経験則による配車業務の終焉?“配送管理システム”って何?

物流

経験則の生きる分野である配車業務。

なかなか若手の社員では実施が難しい作業であり、ベテランに任せられることが多いだろう。

しかし、モバイル端末の浸透やシミュレーション技術の進化により普及しつつある「配送管理システム」は、属人的だった業務を一変させてくれる可能性を秘めている。

テクノロジーは、配車業務の未来をどのように塗り替えようとしているのだろうか?

ここでは、既存の経験則に頼った配車業務が抱える問題、そしてシステムの導入がもたらすメリットなどを解き明かしていこう。

経験則に頼った配車業務が抱える問題点

「配車管理システム」の導入が推奨されているのは、いまの配車業務を劇的に改善できる可能性を秘めているからだ。

まずは、これまで行われてきた配車業務は具体的にどのようなマイナス面があるのか見ていこう。

人件費がかかる

配車業務を人の手によって行うと、当然ながらその作業をしている間は運送作業を行うことはできない。

そのため、新たにスタッフを雇ったり、既存のスタッフが残業をして荷物を配送したりといったことが発生してしまう。

その分の人件費は、当然ながら会社の経営を圧迫してしまうことになる。

作業の属人化

特定のスタッフ(多くの場合はベテラン)だけが配車業務を担当するようにしてしまうと、そのスタッフが転職したり、病気で働けなくなったりした際に、業務があっという間に回らなくなってしまう。

配車業務の内容が可視化しづらい

また、あるスタッフだけが配車業務を担当していると、何かトラブルが起こったり、人員の配置に不備があったりしていても、周囲がそれに気づいてあげることが難しくなる。

そのため、問題が表面化したときには取り返しのつかない事態になっていることも考えられるのだ。

これらの点から、従来までの経験則に頼った配車業務だけを続けることは、リスクが高いといえるだろう。

システムの導入がもたらすメリット

それでは、「配送管理システム」の導入が進むことで、どのようなメリットが生じるのだろうか?

スタッフが運送作業に集中できる

配車業務がシステムによって代替されることで、スタッフは本来最も重要な業務である「運送作業」に集中できる。

特に、これまで配車業務を主に担当してきたようなベテランのスタッフは、若手と比較すると運転も上手で、より短時間でより多くの荷物を運んでくれる傾向にある。

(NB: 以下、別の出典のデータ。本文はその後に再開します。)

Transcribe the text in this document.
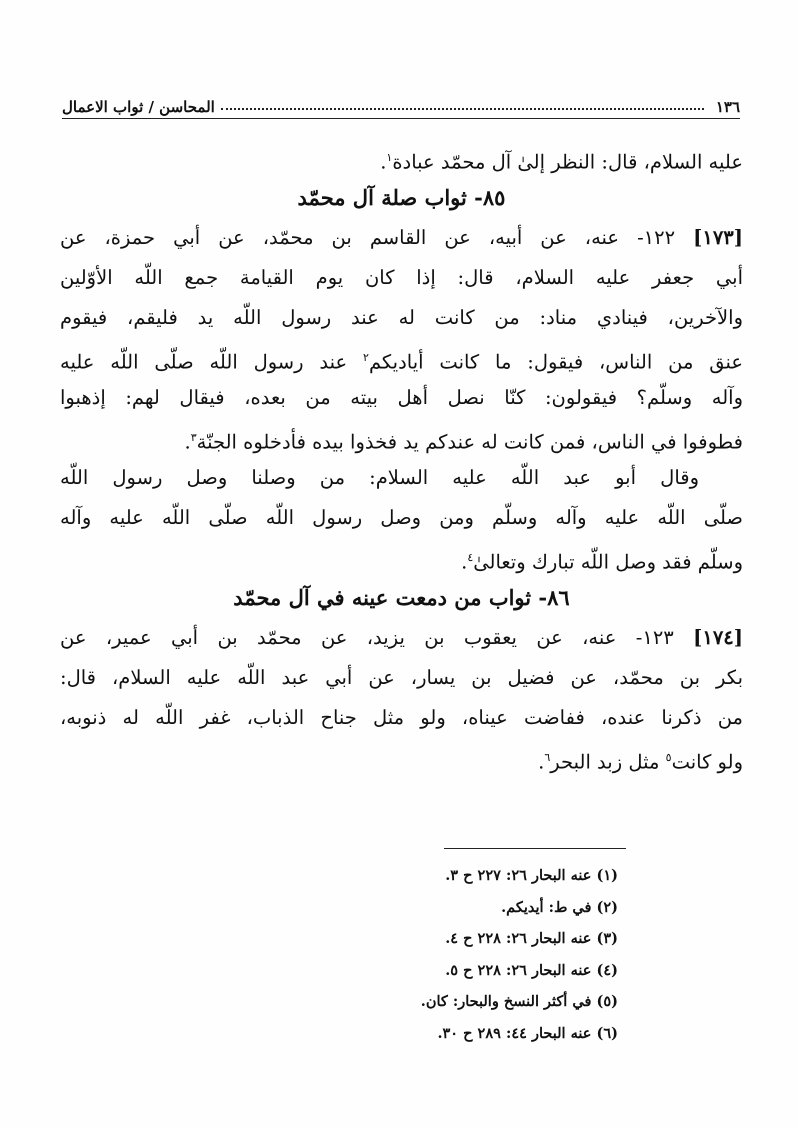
١٣٦
المحاسن / ثواب الاعمال
عليه السلام، قال: النظر إلىٰ آل محمّد عبادة$^١$.
٨٥- ثواب صلة آل محمّد
[١٧٣] ١٢٢- عنه، عن أبيه، عن القاسم بن محمّد، عن أبي حمزة، عن
أبي جعفر عليه السلام، قال: إذا كان يوم القيامة جمع اللّه الأوّلين
والآخرين، فينادي مناد: من كانت له عند رسول اللّه يد فليقم، فيقوم
عنق من الناس، فيقول: ما كانت أياديكم$^٢$ عند رسول اللّه صلّى اللّه عليه
وآله وسلّم؟ فيقولون: كنّا نصل أهل بيته من بعده، فيقال لهم: إذهبوا
فطوفوا في الناس، فمن كانت له عندكم يد فخذوا بيده فأدخلوه الجنّة$^٣$.
وقال أبو عبد اللّه عليه السلام: من وصلنا وصل رسول اللّه
صلّى اللّه عليه وآله وسلّم ومن وصل رسول اللّه صلّى اللّه عليه وآله
وسلّم فقد وصل اللّه تبارك وتعالىٰ$^٤$.
٨٦- ثواب من دمعت عينه في آل محمّد
[١٧٤] ١٢٣- عنه، عن يعقوب بن يزيد، عن محمّد بن أبي عمير، عن
بكر بن محمّد، عن فضيل بن يسار، عن أبي عبد اللّه عليه السلام، قال:
من ذكرنا عنده، ففاضت عيناه، ولو مثل جناح الذباب، غفر اللّه له ذنوبه،
ولو كانت$^٥$ مثل زبد البحر$^٦$.
(١) عنه البحار ٢٦: ٢٢٧ ح ٣.
(٢) في ط: أيديكم.
(٣) عنه البحار ٢٦: ٢٢٨ ح ٤.
(٤) عنه البحار ٢٦: ٢٢٨ ح ٥.
(٥) في أكثر النسخ والبحار: كان.
(٦) عنه البحار ٤٤: ٢٨٩ ح ٣٠.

そのため、結果的に会社の業績をアップさせることにもつながるのだ。

各スタッフの空き時間を有効に活用できる

配送業務がシステム化されるということは、「どんなスタッフでも、その業務を担当できるようになる」ということを意味する。

そのため、手の空いているスタッフにその作業をやってもらえば、空き時間の有効活用につながり、それが最終的には経営コストの無駄を省くことになる。

誤配送・誤納品の削減

当然ながら、人間の作業にはミスがつきものだ。

それが配車業務で起こってしまうと、誤配送や誤納品につながり、会社の評判を落とすことになったり、その仕事を発注してくれたクライアントに迷惑をかけてしまったりする。

一方、システムによって管理を行えば、そういった類いのミスは圧倒的に少なくなる。

また、再配送も減りコストダウンにつながる。

こうしたことが、作業効率やサービスの向上に結びついていく。

システムの導入は初期費用がかかるので、尻込みしてしまう経営者の方が多いかもしれない。

だが、こうした点を踏まえてみると、長い目で見ればそれがコスト削減・リソースの有効活用になることを理解していただけるのではないだろうか。

おわりに

システム化により属人的な作業を少なくしていけば、業務をより効率化できるため、将来的に競争力の強化につながる。

こうした最先端のテクノロジーを積極的に取り入れ、経営の改革につなげてみてはどうだろうか?